My Humminbird fish finder gave up the ghost and I ordered a new one. The dead one is hooked up to my 24V trolling batteries but before it stopped working, I had one of the two trolling motor batteries( that are hooked up together as a 24v operation) short out and it caused the fish finder screen to blue out or completely fade out when I ran the trolling motor. At the time I didn't know that one of the batteries shorted out other than the trolling motor was weak. I knew something was going on since I had fully charged the batteries the night before so I pulled out of the water and had the batteries tested and sure enough one was shorted out. I think the shorted out battery had a negative or damaging effect on the fish finder unit but not sure?

My question....
I was thinking about hooking up the new unit to the cranking battery as I wouldn't think a fish finder would pull enough amps to drain the crank battery during a full day of fishing but I thought I should seek a second opinion to see if this is a good move or not?
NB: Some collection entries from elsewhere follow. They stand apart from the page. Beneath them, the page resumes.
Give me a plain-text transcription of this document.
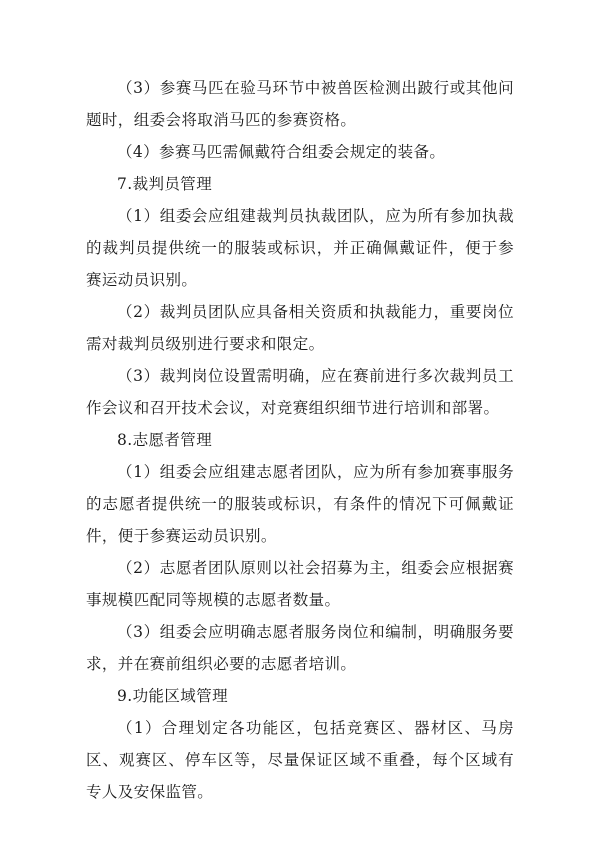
（3）参赛马匹在验马环节中被兽医检测出跛行或其他问题时，组委会将取消马匹的参赛资格。

（4）参赛马匹需佩戴符合组委会规定的装备。

7.裁判员管理

（1）组委会应组建裁判员执裁团队，应为所有参加执裁的裁判员提供统一的服装或标识，并正确佩戴证件，便于参赛运动员识别。

（2）裁判员团队应具备相关资质和执裁能力，重要岗位需对裁判员级别进行要求和限定。

（3）裁判岗位设置需明确，应在赛前进行多次裁判员工作会议和召开技术会议，对竞赛组织细节进行培训和部署。

8.志愿者管理

（1）组委会应组建志愿者团队，应为所有参加赛事服务的志愿者提供统一的服装或标识，有条件的情况下可佩戴证件，便于参赛运动员识别。

（2）志愿者团队原则以社会招募为主，组委会应根据赛事规模匹配同等规模的志愿者数量。

（3）组委会应明确志愿者服务岗位和编制，明确服务要求，并在赛前组织必要的志愿者培训。

9.功能区域管理

（1）合理划定各功能区，包括竞赛区、器材区、马房区、观赛区、停车区等，尽量保证区域不重叠，每个区域有专人及安保监管。
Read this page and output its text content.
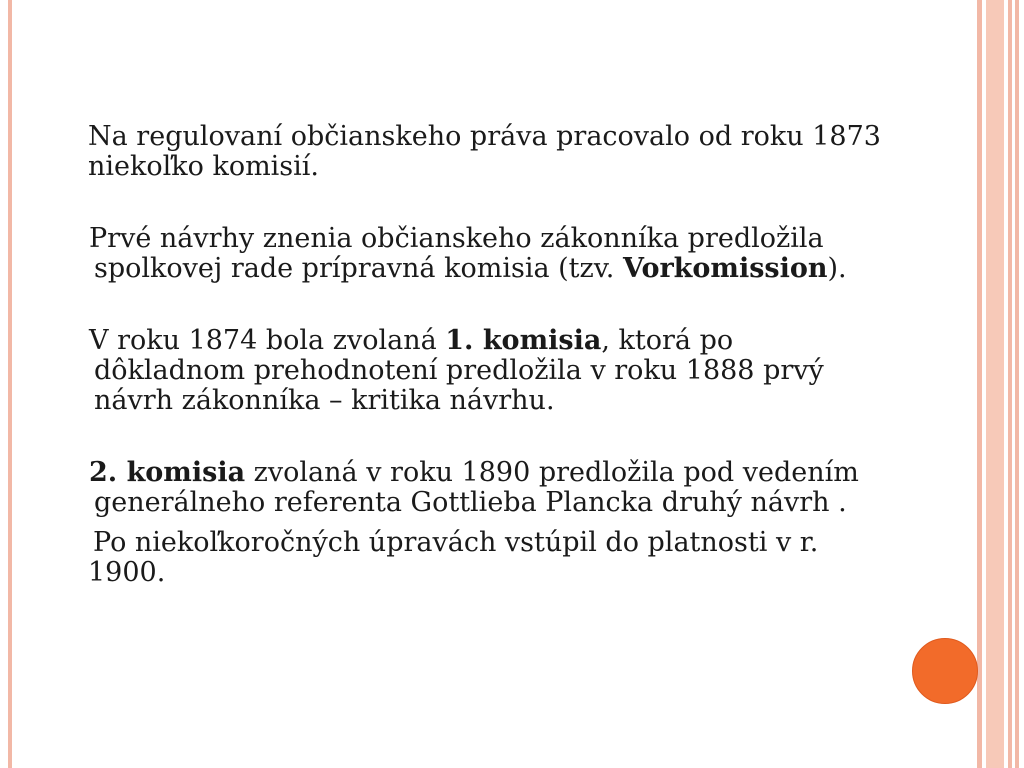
Na regulovaní občianskeho práva pracovalo od roku 1873 niekoľko komisií.

Prvé návrhy znenia občianskeho zákonníka predložila spolkovej rade prípravná komisia (tzv. Vorkomission).

V roku 1874 bola zvolaná 1. komisia, ktorá po dôkladnom prehodnotení predložila v roku 1888 prvý návrh zákonníka – kritika návrhu.

2. komisia zvolaná v roku 1890 predložila pod vedením generálneho referenta Gottlieba Plancka druhý návrh .

Po niekoľkoročných úpravách vstúpil do platnosti v r. 1900.
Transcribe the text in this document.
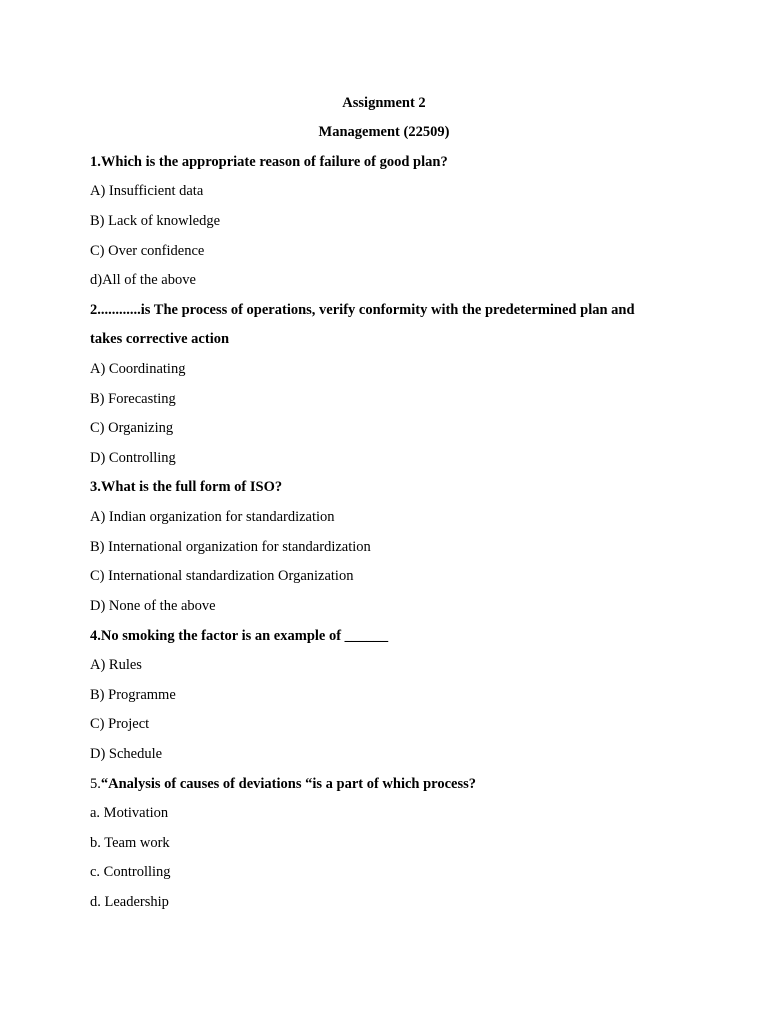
Assignment 2
Management (22509)
1.Which is the appropriate reason of failure of good plan?
A) Insufficient data
B) Lack of knowledge
C) Over confidence
d)All of the above
2............is The process of operations, verify conformity with the predetermined plan and
takes corrective action
A) Coordinating
B) Forecasting
C) Organizing
D) Controlling
3.What is the full form of ISO?
A) Indian organization for standardization
B) International organization for standardization
C) International standardization Organization
D) None of the above
4.No smoking the factor is an example of ______
A) Rules
B) Programme
C) Project
D) Schedule
5.“Analysis of causes of deviations “is a part of which process?
a. Motivation
b. Team work
c. Controlling
d. Leadership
Let me know what you think if you have some experience with this situation..

Thanks in advance

Basshopper
 
yes i have never heard of a fishfinder being hooked to the trolling motor battery.. it needs to be hooked to the cranking battery. i would also suggest some kind of circuit breaker..
 
That is correct. Every boat I have worked on the wiring, the switched for everything is on the cranking battery. Most depth finders can run for days on a cranking battery and not discharge it. You engine also has a charging system to keep the battery charged.
 
On my Tracker the depth finders run off the cranking battery. Only thing on the trolling motor battery is the trolling motor.